DESCRIPTION (provided by applicant): (1) Clinical applications arising from stem cell and regeneration research will require an understanding not only of de novo tissue synthesis but also of the patterning mechanisms regulating blastema morphology. This project seeks to elucidate the regulatory networks controlled by biophysical epigenetic changes which orient blastema polarity relative to existing tissues. Our hypothesis is that ion transport by the H,K ATPase transporter and gap junctional communication (GJC) together regulate anterior-posterior polarity during planarian regeneration upstream of traditional signaling. Aim 1 is to identify and characterize transcriptional targets downstream of ion transport, through microarray analyses of regenerating worms inhibited for H,K ATPase (completed) and GJC activity. Candidates will be selected using specific criteria, validated by expression analyses, and functionally characterized following RNAi knockdown using in situ hybridization and molecular marker analyses of phenotypes. Aim 2 is to build and test models which outline the mechanisms ion transporters use to control axial identity in regenerating tissue. A preliminary transcriptional network downstream of ion transport will be generated by identifying network nodes, using quantitative PCR to test how RNAi knockdown of a single candidate affects the expression of all other candidates. Hypotheses predicted by this network will then be generated and tested, to elucidate the transcriptional and signaling response to the activity of the implicated ion transporters during the establishment of regenerative polarity. The long-term goal is to compile and validate a systems-level regeneration network model integrating biophysical and biochemical signaling. This has the potential for use as a predictive model of morphogenesis to aid in the translation of basic regeneration research into practical biomedical therapies. (2) The promise of stem cell and regeneration research is ultimately to replace lost or damaged tissues, organs and limbs in patients suffering from injury, aging or cancer. Although the regeneration of new tissue is critical, for that tissue to be functional, it must be properly patterned in relationship to the existing tissues: This research aims to discover how new and old tissues communicate to regulate this pattering, by learning how regenerating flatworms determine whether to form a new head and/or tail following amputation.

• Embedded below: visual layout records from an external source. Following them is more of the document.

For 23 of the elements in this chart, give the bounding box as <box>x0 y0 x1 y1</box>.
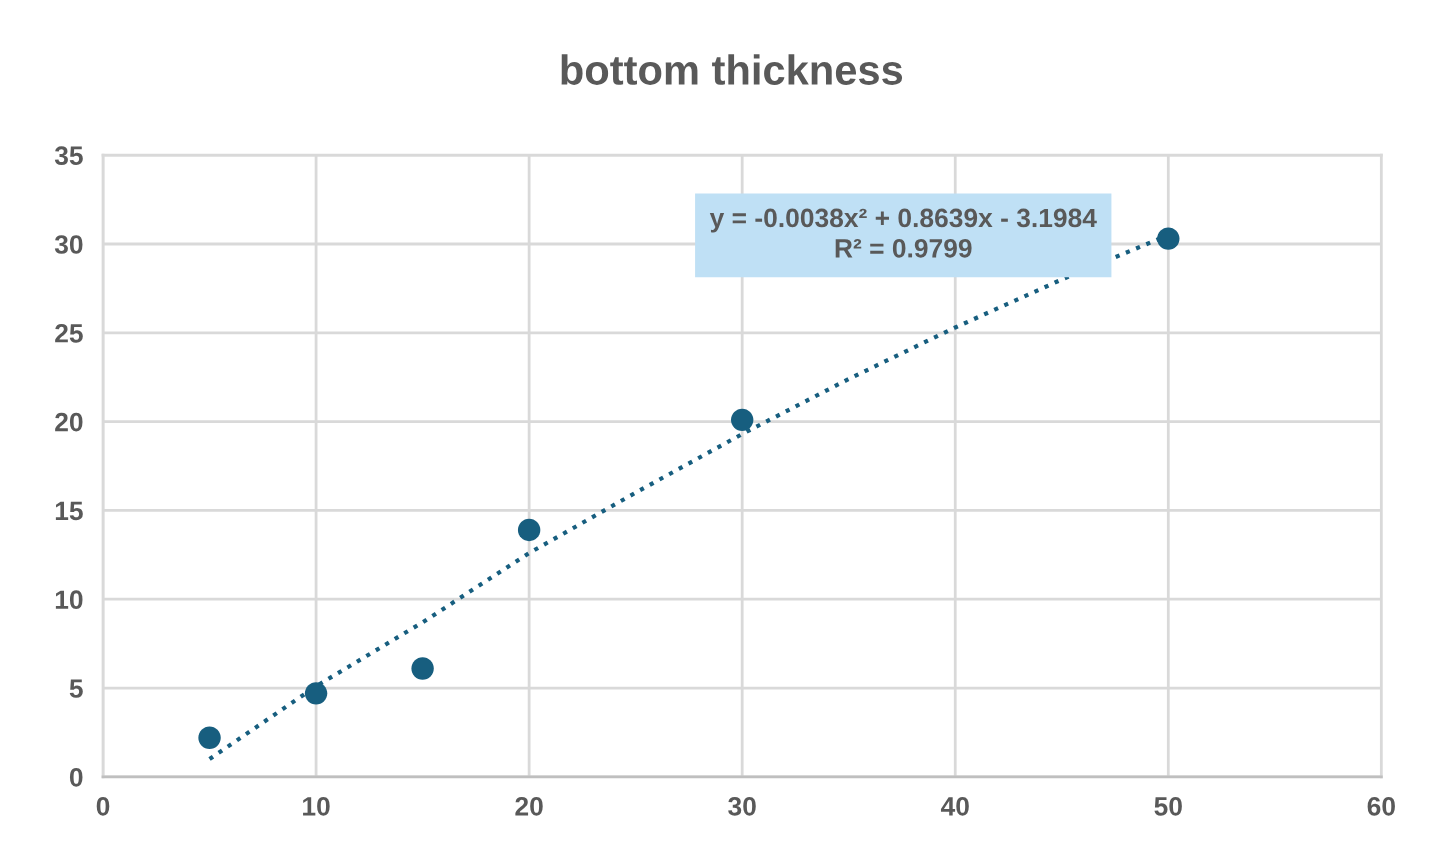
x-tick-label: 10 <box>303 796 330 816</box>
point <box>517 518 541 542</box>
y-tick-label: 0 <box>69 767 83 787</box>
y-tick-label: 25 <box>55 323 83 343</box>
y-tick-label: 20 <box>55 412 83 432</box>
y-tick-label: 10 <box>55 590 83 610</box>
point <box>411 657 434 680</box>
x-tick-label: 0 <box>96 796 110 816</box>
point <box>1157 227 1180 250</box>
y-tick-label: 5 <box>69 679 83 698</box>
x-tick-label: 60 <box>1367 796 1395 816</box>
y-tick-label: 35 <box>54 146 83 166</box>
point <box>198 726 221 749</box>
x-tick-label: 50 <box>1154 796 1182 816</box>
point <box>730 408 754 432</box>
x-tick-label: 40 <box>940 796 969 816</box>
chart-title: bottom thickness <box>561 54 903 85</box>
x-tick-label: 30 <box>728 796 756 816</box>
annotation: y = -0.0038x² + 0.8639x - 3.1984 R² = 0.9799 <box>709 208 1097 258</box>
y-tick-label: 30 <box>54 235 83 254</box>
x-tick-label: 20 <box>515 796 543 816</box>
y-tick-label: 15 <box>55 501 83 521</box>
point <box>304 682 328 705</box>
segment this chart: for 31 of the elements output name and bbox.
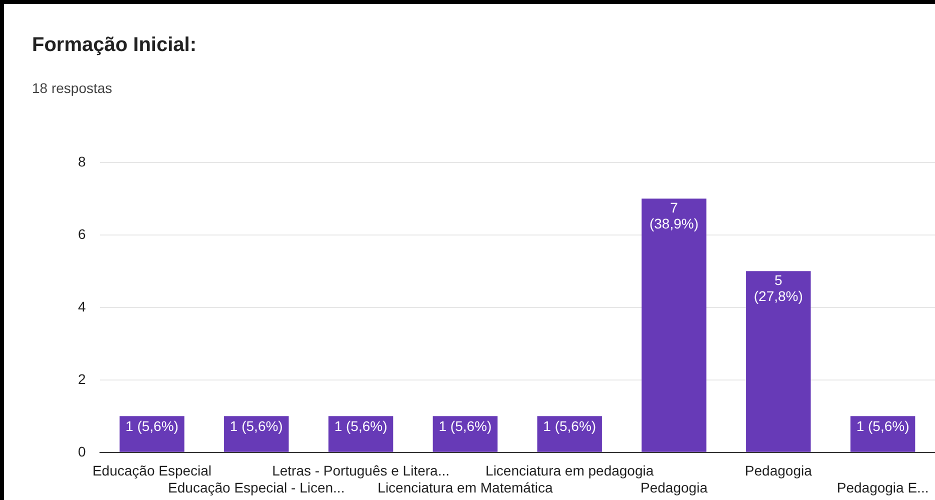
bar bbox=[120, 416, 184, 452]
data-label: 5 (27,8%) bbox=[754, 272, 803, 304]
x-tick-label: Pedagogia E... bbox=[836, 479, 929, 496]
data-label: 1 (5,6%) bbox=[230, 418, 283, 434]
data-label: 1 (5,6%) bbox=[334, 418, 388, 434]
x-tick-label: Pedagogia bbox=[640, 479, 708, 496]
bar bbox=[328, 416, 394, 452]
y-tick-label: 0 bbox=[78, 443, 86, 460]
data-label: 1 (5,6%) bbox=[856, 418, 910, 434]
bar bbox=[746, 271, 811, 452]
x-tick-label: Pedagogia bbox=[744, 462, 812, 479]
x-tick-label: Licenciatura em pedagogia bbox=[486, 462, 654, 479]
chart-title: Formação Inicial: bbox=[32, 34, 196, 57]
y-tick-label: 6 bbox=[78, 226, 86, 242]
x-tick-label: Educação Especial - Licen... bbox=[168, 479, 345, 496]
chart-subtitle: 18 respostas bbox=[32, 80, 112, 96]
bar bbox=[432, 416, 498, 452]
bar bbox=[850, 416, 916, 452]
bar bbox=[642, 198, 706, 452]
y-tick-label: 8 bbox=[78, 153, 86, 170]
x-tick-label: Educação Especial bbox=[92, 462, 212, 479]
bar bbox=[224, 416, 289, 452]
data-label: 1 (5,6%) bbox=[438, 418, 492, 434]
y-tick-label: 4 bbox=[78, 298, 86, 314]
data-label: 1 (5,6%) bbox=[126, 418, 178, 434]
bar bbox=[537, 416, 602, 452]
y-tick-label: 2 bbox=[78, 370, 86, 387]
x-tick-label: Letras - Português e Litera... bbox=[272, 462, 450, 479]
x-tick-label: Licenciatura em Matemática bbox=[378, 479, 553, 496]
data-label: 7 (38,9%) bbox=[649, 200, 699, 232]
data-label: 1 (5,6%) bbox=[543, 418, 596, 434]
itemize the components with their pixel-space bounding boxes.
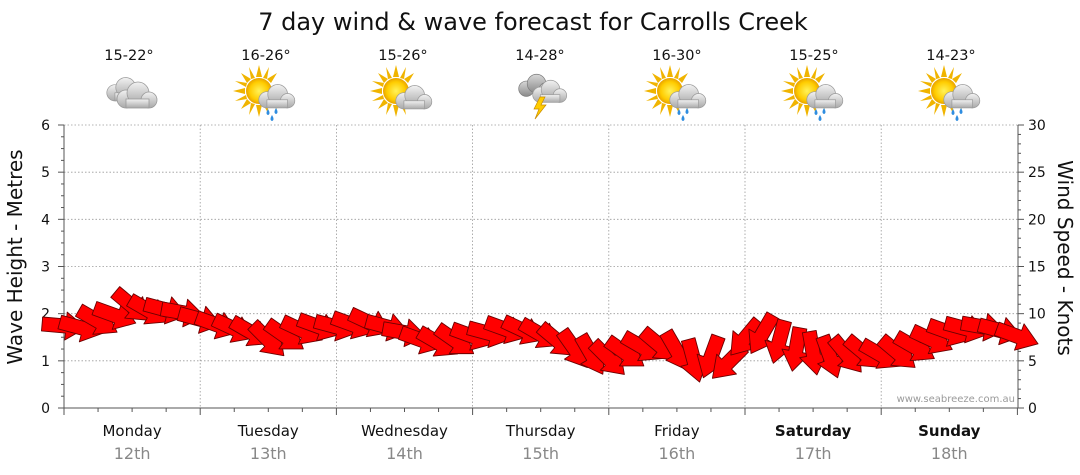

描述（由申请人提供）：(1)干细胞和再生研究的临床应用不仅需要了解新生组织合成，还需要了解胚泡形态的模式机制。本项目旨在阐明由生物物理表观遗传变化控制的调控网络，这些变化使胚泡相对于现有组织的极性取向。我们的假设是，在涡虫再生过程中，H、K atp酶转运体的离子运输和间隙连接通讯（GJC）共同调节了传统信号上游的前后极性。目的1是通过对H，K atp酶（已完成）和GJC活性抑制的再生蠕虫的微阵列分析，鉴定和表征离子运输下游的转录靶点。候选人将使用特定标准进行选择，通过表达分析进行验证，并使用原位杂交和表型分子标记分析进行RNAi敲除后的功能表征。目的2是建立和测试模型，概述离子转运体在再生组织中用于控制轴向身份的机制。通过识别网络节点，将生成离子运输下游的初步转录网络，使用定量PCR测试RNAi敲低单个候选基因如何影响所有其他候选基因的表达。然后将生成和测试该网络预测的假设，以阐明在再生极性建立过程中对相关离子转运体活性的转录和信号反应。长期目标是编译和验证整合生物物理和生化信号的系统级再生网络模型。这有可能用作形态发生的预测模型，以帮助将基础再生研究转化为实际的生物医学治疗。(2)干细胞和再生研究的前景是最终取代受伤、衰老或癌症患者失去或受损的组织、器官和肢体。尽管新组织的再生至关重要，但要使该组织发挥功能，它必须与现有组织形成适当的模式。本研究旨在通过了解再生扁虫如何决定在截肢后是否形成新的头部和/或尾巴，来发现新组织和旧组织如何沟通以调节这种模式。